Sea life along the beach and in surrounding areas includes bottlenose dolphins and occasionally sharks, including sandy dogfish, which eats molluscs and fish. Safety of the area is closely monitored by the maritime police.

Nearby points of interest include the Albarquel viewpoint (Pau da Consolação), Arrábida Natural Park, and Figueirinha Beach (Praia da Figueirinha). The 17th-century Albarquel Fort is located in the Natural Park just off the beach; €1.6 million renovations of the long-abandoned building began in 2018 and were completed in 2021. The building sits at the mouth of the Sado River and overlooks the beach. A bunker was built during World War II behind the fort and is connected by tunnels to the complex in the Natural Park.

Also nearby is the Herdade da Comenda and its 17th-century Palácio da Comenda, which overlooks the beach and previously housed people such as Vasco da Gama, Queen Dona Maria II, and Count Ernest Armand. In the late 19th and early 20th centuries, Raul Lino renovated and redesigned the mansion in the Casa Portugesa style. In the early 1960s, Jackie Kennedy lived there with her children following her husband's assassination. The estate sold in 2019 for €16 million after sitting empty for 10 years after the death of its last owner, businessman António Xavier de Lima.
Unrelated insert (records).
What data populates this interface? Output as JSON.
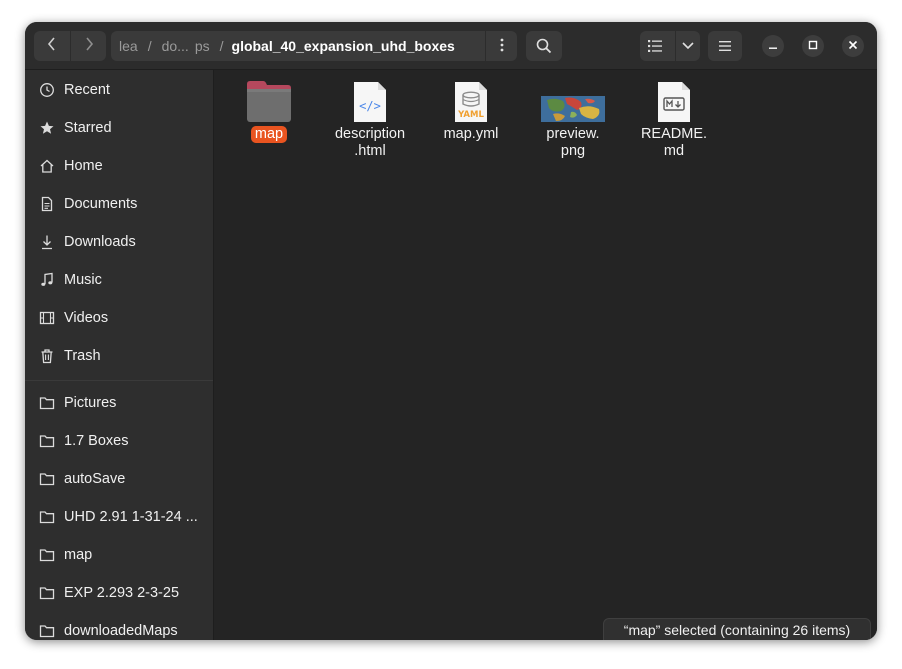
{
  "nav": {
    "back_icon": "chevron-left-icon",
    "forward_icon": "chevron-right-icon"
  },
  "pathbar": {
    "crumbs": [
      "lea",
      "do...",
      "ps"
    ],
    "separator": "/",
    "current": "global_40_expansion_uhd_boxes",
    "menu_icon": "vertical-dots-icon"
  },
  "toolbar": {
    "search_icon": "search-icon",
    "view_icon": "list-view-icon",
    "view_dropdown_icon": "chevron-down-icon",
    "menu_icon": "hamburger-menu-icon"
  },
  "window_controls": {
    "minimize_icon": "minimize-icon",
    "maximize_icon": "maximize-icon",
    "close_icon": "close-icon"
  },
  "sidebar": {
    "places": [
      {
        "label": "Recent",
        "icon": "clock-icon"
      },
      {
        "label": "Starred",
        "icon": "star-icon"
      },
      {
        "label": "Home",
        "icon": "home-icon"
      },
      {
        "label": "Documents",
        "icon": "document-icon"
      },
      {
        "label": "Downloads",
        "icon": "download-icon"
      },
      {
        "label": "Music",
        "icon": "music-icon"
      },
      {
        "label": "Videos",
        "icon": "film-icon"
      },
      {
        "label": "Trash",
        "icon": "trash-icon"
      }
    ],
    "bookmarks": [
      {
        "label": "Pictures",
        "icon": "folder-icon"
      },
      {
        "label": "1.7 Boxes",
        "icon": "folder-icon"
      },
      {
        "label": "autoSave",
        "icon": "folder-icon"
      },
      {
        "label": "UHD 2.91 1-31-24 ...",
        "icon": "folder-icon"
      },
      {
        "label": "map",
        "icon": "folder-icon"
      },
      {
        "label": "EXP 2.293 2-3-25",
        "icon": "folder-icon"
      },
      {
        "label": "downloadedMaps",
        "icon": "folder-icon"
      }
    ]
  },
  "files": [
    {
      "name": "map",
      "name_line2": "",
      "icon": "folder-icon",
      "selected": true
    },
    {
      "name": "description",
      "name_line2": ".html",
      "icon": "html-file-icon",
      "selected": false
    },
    {
      "name": "map.yml",
      "name_line2": "",
      "icon": "yaml-file-icon",
      "selected": false
    },
    {
      "name": "preview.",
      "name_line2": "png",
      "icon": "image-thumbnail-icon",
      "selected": false
    },
    {
      "name": "README.",
      "name_line2": "md",
      "icon": "markdown-file-icon",
      "selected": false
    }
  ],
  "status": {
    "text": "“map” selected  (containing 26 items)"
  },
  "colors": {
    "accent": "#e95420",
    "window_bg": "#242424",
    "sidebar_bg": "#2e2e2e",
    "headerbar_bg": "#2c2c2c",
    "button_bg": "#3a3a3a",
    "folder_tab": "#b5485d",
    "folder_body": "#6e6e6e"
  }
}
As the new owners began renovating the dilapidated buildings and land, the parking lot, picnic area, and cycling and walking paths were closed off to beachgoers. These areas are on private land but had been used publicly for more than a decade. The city council is currently fighting to reclaim the pseudo-public spaces. The development company plans to build an archaeological center on the 600 hectares of land.